What is Enumeration?
From Hack The Box Academy, “Enumeration
is the most critical part of all. The art, the difficulty, and the goal are not to gain access to our target computer. Instead, it is identifying all of the ways we could attack a target we must find.”
Um – cool.
NMAP
Hack The Box academy goes over NMAP. Which I’ve used in school, and I’ve used for finding an IP in my home local network – because I totally remember what IP address I use for everything….

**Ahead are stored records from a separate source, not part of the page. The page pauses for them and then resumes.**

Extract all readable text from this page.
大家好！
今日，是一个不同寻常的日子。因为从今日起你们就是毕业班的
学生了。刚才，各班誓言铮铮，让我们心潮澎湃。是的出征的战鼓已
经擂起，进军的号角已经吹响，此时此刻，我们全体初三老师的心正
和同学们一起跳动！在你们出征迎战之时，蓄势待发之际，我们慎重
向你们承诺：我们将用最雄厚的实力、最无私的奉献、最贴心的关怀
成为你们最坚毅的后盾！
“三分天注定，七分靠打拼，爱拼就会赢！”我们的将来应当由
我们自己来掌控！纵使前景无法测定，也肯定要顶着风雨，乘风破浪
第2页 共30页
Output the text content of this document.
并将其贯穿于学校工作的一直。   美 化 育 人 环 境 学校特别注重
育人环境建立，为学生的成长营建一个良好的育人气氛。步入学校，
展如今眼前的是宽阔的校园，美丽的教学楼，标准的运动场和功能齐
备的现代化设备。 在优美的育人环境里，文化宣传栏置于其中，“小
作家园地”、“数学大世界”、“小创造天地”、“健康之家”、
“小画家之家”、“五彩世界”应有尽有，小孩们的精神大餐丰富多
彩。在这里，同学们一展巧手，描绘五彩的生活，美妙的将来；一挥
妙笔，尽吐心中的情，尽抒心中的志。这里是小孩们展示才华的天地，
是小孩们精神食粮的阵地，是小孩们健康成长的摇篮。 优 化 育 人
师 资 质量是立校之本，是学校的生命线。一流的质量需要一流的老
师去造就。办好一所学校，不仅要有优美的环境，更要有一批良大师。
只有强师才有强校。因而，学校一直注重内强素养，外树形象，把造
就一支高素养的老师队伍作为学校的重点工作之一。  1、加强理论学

Anyways – NMAP or Network Mapper is a Linux tool that basically scans your network. From what I know it can find operating systems, version numbers, open ports, and obviously IP addresses. I know you can tweak it to get some results that you’re looking for – like with open ports, sometimes they’re looking for something specifically to respond to or if they’re ephemeral (ports numbers that are higher than 1024, 1024 – 65535 to be exact). NMAP doesn’t scan all of that with just the vanilla command (which is nmap -sS I believe). For instance:
nmap 192.168.0.0/24
Will only scan, I think 254 IP’s (minus .255 I think) and with common ports. It will take too long to scan 255 IP ports or worse if you have a larger CIDR.
Ok, NMAP has A LOT of options. I’m not going to list them here. Prior Linux experience tells me that man nmap
or nmap --help
will usually print out what I need. If I’m not looking for something exact, but something specifically, I can do this:
man nmap | less
Which would print out the options in a scrollable screen. Nice, then I could use / to parse what I want.
More about NMAP…
Ok – I found this Youtube channel called HackerSploit – he touched on a lot of NMAP, and holy cow – it seems like NMAP can take care of about 70-80% enumeration (he didn’t say that) from what I’m assuming. There’s so much that it can do – especially with the NMAP Scripting Engine.
Did I learn anything new?
Yes – absolutely. I learned the following:
[x] More NMAP options
[x] nc basics
[x] TCPDump basics
[x] Learned about Banner Grabbing
[x] How Crucial NMAP is to enumeration
So I knew about banner grabbing, but I didn’t really understand what it did for hackers. From what I understand banner grabbing helps hackers manipulate pushing data or masquerade as services in order to send malicious payloads.